I think I can never forgive her for leaving him alone in the ER though. And Kate, too. *sighs*

Me too. :-( It's so horrible to see him abandoned by everyone he turns to when he's that low. The fact that he's even reaching out at all seems significant, isn't it?
gottalovev
Jan. 30th, 2008 04:23 pm (UTC)
she has such a clinical way to see the world and Jack in particular.. is it to distance herself from feelings and hurt, maybe? this was a great take. and OMG poor Jack. the last line really is like an uppercut. yikes.
halfdutch
Feb. 1st, 2008 03:54 am (UTC)
She really did become so embittered towards him, and of course that hurts to see. I think she was able to move on once she fell out of love with him (or, more accurately, realized she never was in love with him in the first place) and he hasn't been able to do the same. That she doesn't have an ounce of sympathy left for him is just ... ouch. I guess her bailing him out of jail and going to the hospital at all in TTLG is above and beyond, as far as she's concerned and now she's done with him.
bachlava
Jan. 30th, 2008 07:53 pm (UTC)
Oh, wow. Blown away here.

Jack/Sarah is one of those truly rare canon pairings - he's such a rotten husband in so many ways, and yet she's such so horrible that you still (mostly) blame her. A match made in hell. Here, though, you've done a great job of imagining what they ever saw in each other. Jack, obviously, saw Sarah as someone who needed him to fix her (despite what he said at the wedding), and didn't ever seem to consider that a wife might want his attention apart from that. And Sarah... well, here, she's human. A self-pitying and unpleasant human, but not the conniving, domineering, consciously passive-aggressive and evil Cruella de Ville who gets written all too often. Here, I can see where she's coming from, and while I don't like that place, or like her, it makes sense, as does Jack's less than commendable behaviour throughout all this. Brilliant work.
halfdutch
Feb. 1st, 2008 03:51 am (UTC)
Wow, thank you! I did understand and even sympathize where she's coming from, a bit, as he really did neglect her terribly. But she is clearly no saint herself, to completely turn her back on him when he needs help the most. I'm glad you didn't think this was a total condemnation of her, it's funny but some people's reactions were like yours, as in, "Yep, that seems fair," and others were more along the lines of "OUCH! You really pulled no punches." In rereading it, I did try to be fair to her. She was just done with him and wanted nothing more to do with him, poor guy.
inthekeyofd
Jan. 31st, 2008 05:39 am (UTC)
She sees that he's broken and tells him never to contact her again.

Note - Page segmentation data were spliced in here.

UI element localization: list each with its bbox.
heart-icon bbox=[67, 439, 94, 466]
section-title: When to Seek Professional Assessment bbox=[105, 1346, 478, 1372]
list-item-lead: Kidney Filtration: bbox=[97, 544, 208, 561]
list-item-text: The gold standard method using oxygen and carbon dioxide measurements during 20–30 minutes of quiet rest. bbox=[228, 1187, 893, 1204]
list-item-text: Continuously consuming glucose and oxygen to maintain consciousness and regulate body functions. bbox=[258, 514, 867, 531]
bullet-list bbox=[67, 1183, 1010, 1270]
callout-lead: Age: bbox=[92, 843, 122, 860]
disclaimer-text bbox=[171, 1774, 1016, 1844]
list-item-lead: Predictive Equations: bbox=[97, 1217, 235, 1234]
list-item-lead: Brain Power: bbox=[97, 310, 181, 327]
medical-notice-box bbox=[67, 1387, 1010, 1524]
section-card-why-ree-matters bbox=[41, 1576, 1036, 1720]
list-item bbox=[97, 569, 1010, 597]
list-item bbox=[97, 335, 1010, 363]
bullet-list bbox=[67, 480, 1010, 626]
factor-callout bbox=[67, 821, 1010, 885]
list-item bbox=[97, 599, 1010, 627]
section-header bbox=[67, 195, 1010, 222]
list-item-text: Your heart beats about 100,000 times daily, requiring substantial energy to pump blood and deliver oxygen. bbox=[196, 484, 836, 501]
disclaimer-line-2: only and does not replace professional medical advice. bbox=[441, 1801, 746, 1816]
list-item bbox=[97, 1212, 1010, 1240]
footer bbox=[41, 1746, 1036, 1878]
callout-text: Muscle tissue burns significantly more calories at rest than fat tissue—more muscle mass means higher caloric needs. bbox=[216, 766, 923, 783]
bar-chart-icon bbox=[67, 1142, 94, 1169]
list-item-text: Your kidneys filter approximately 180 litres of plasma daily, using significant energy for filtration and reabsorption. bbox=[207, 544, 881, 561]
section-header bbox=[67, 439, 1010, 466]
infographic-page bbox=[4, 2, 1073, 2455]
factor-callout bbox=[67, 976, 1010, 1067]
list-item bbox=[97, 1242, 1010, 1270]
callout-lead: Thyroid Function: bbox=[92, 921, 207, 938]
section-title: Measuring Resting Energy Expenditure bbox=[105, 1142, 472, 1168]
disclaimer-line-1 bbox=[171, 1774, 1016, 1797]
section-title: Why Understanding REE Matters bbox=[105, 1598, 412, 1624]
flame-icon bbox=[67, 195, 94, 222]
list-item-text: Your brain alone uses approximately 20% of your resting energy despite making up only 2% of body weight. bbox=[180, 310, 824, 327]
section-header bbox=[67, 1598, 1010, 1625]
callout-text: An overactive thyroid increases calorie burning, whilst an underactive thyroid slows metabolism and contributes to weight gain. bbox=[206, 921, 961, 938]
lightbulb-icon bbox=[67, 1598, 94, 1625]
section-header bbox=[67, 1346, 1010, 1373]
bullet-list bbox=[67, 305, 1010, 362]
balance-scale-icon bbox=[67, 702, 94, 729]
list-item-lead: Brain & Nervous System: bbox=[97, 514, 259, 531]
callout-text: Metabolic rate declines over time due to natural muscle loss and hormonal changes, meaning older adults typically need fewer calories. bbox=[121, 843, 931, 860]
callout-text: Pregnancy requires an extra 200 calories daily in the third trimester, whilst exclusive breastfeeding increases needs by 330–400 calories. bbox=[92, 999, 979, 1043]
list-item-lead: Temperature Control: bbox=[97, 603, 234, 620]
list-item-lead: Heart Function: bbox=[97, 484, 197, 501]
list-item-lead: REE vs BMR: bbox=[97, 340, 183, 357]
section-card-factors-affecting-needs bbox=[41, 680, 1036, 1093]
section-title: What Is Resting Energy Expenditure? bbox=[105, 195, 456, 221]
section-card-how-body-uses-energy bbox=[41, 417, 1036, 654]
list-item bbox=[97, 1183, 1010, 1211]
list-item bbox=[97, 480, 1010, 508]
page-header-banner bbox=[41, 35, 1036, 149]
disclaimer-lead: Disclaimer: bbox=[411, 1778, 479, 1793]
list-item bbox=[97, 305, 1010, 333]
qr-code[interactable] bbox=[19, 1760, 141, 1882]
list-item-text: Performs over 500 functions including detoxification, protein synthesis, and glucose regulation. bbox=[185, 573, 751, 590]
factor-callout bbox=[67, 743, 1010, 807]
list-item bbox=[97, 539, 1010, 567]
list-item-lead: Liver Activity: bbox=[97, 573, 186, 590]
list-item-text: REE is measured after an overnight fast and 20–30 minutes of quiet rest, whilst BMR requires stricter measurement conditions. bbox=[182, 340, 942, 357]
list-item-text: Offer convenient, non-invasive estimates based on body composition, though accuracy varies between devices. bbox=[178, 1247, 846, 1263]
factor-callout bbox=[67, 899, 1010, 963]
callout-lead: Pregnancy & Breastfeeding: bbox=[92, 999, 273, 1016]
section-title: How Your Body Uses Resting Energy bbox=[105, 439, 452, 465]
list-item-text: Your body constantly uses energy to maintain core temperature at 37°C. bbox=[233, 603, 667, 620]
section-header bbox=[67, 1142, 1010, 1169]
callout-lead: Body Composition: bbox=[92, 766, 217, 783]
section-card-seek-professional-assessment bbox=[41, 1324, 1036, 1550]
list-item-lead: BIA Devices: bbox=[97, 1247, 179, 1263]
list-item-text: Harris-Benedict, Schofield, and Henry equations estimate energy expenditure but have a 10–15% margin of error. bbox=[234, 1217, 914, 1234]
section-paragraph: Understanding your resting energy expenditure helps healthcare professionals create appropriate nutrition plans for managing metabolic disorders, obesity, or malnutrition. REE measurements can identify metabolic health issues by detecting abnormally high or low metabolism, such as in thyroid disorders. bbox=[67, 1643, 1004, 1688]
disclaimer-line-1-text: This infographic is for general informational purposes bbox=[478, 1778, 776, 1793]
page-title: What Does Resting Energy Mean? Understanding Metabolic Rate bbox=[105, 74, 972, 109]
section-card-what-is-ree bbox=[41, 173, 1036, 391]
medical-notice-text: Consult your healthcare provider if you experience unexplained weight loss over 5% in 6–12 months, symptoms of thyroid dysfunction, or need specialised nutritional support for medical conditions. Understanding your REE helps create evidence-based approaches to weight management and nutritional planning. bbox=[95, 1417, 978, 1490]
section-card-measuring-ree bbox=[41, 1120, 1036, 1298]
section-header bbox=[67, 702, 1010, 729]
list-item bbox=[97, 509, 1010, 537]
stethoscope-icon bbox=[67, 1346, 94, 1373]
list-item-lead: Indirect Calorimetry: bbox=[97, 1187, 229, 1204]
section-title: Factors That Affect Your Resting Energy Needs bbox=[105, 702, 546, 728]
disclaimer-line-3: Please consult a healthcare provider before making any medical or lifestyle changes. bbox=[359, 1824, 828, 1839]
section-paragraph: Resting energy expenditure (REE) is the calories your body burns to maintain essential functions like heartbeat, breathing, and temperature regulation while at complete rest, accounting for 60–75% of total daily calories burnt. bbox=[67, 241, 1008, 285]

Yet another reason why Sarah is on my list of characters that I really really can't stand.

It's excellent and believe me, you hit Sarah perfectly..and it totally showed just how cold she can be. I understand why she does it..but I don't have to like it..*smile*

As always, just wonderfully written and the characterizations..SPOT ON!
halfdutch
Feb. 1st, 2008 03:48 am (UTC)
Thank you, sweetie! She does have some legitimate beefs with Jack, of course, the being left alone and neglected and all that. But yeesh, I'm still on his side, of course and her behavior towards him as they were breaking up and post-island is just so hardhearted.

Edited at 2008-02-01 03:49 am (UTC)
eponine119
Feb. 1st, 2008 02:57 am (UTC)
This makes me really sad for Jack. That last two paragraphs...that's a horrible thought, and yet I can hear it so clearly in Sarah's voice.
halfdutch
Feb. 1st, 2008 03:47 am (UTC)
It makes me sad too that he ends up all alone. It's just so harsh of her to not even give him that fucking ride home, you know? So that was my cue for the whole thing, because it seems like she really wishes he didn't even exist anymore.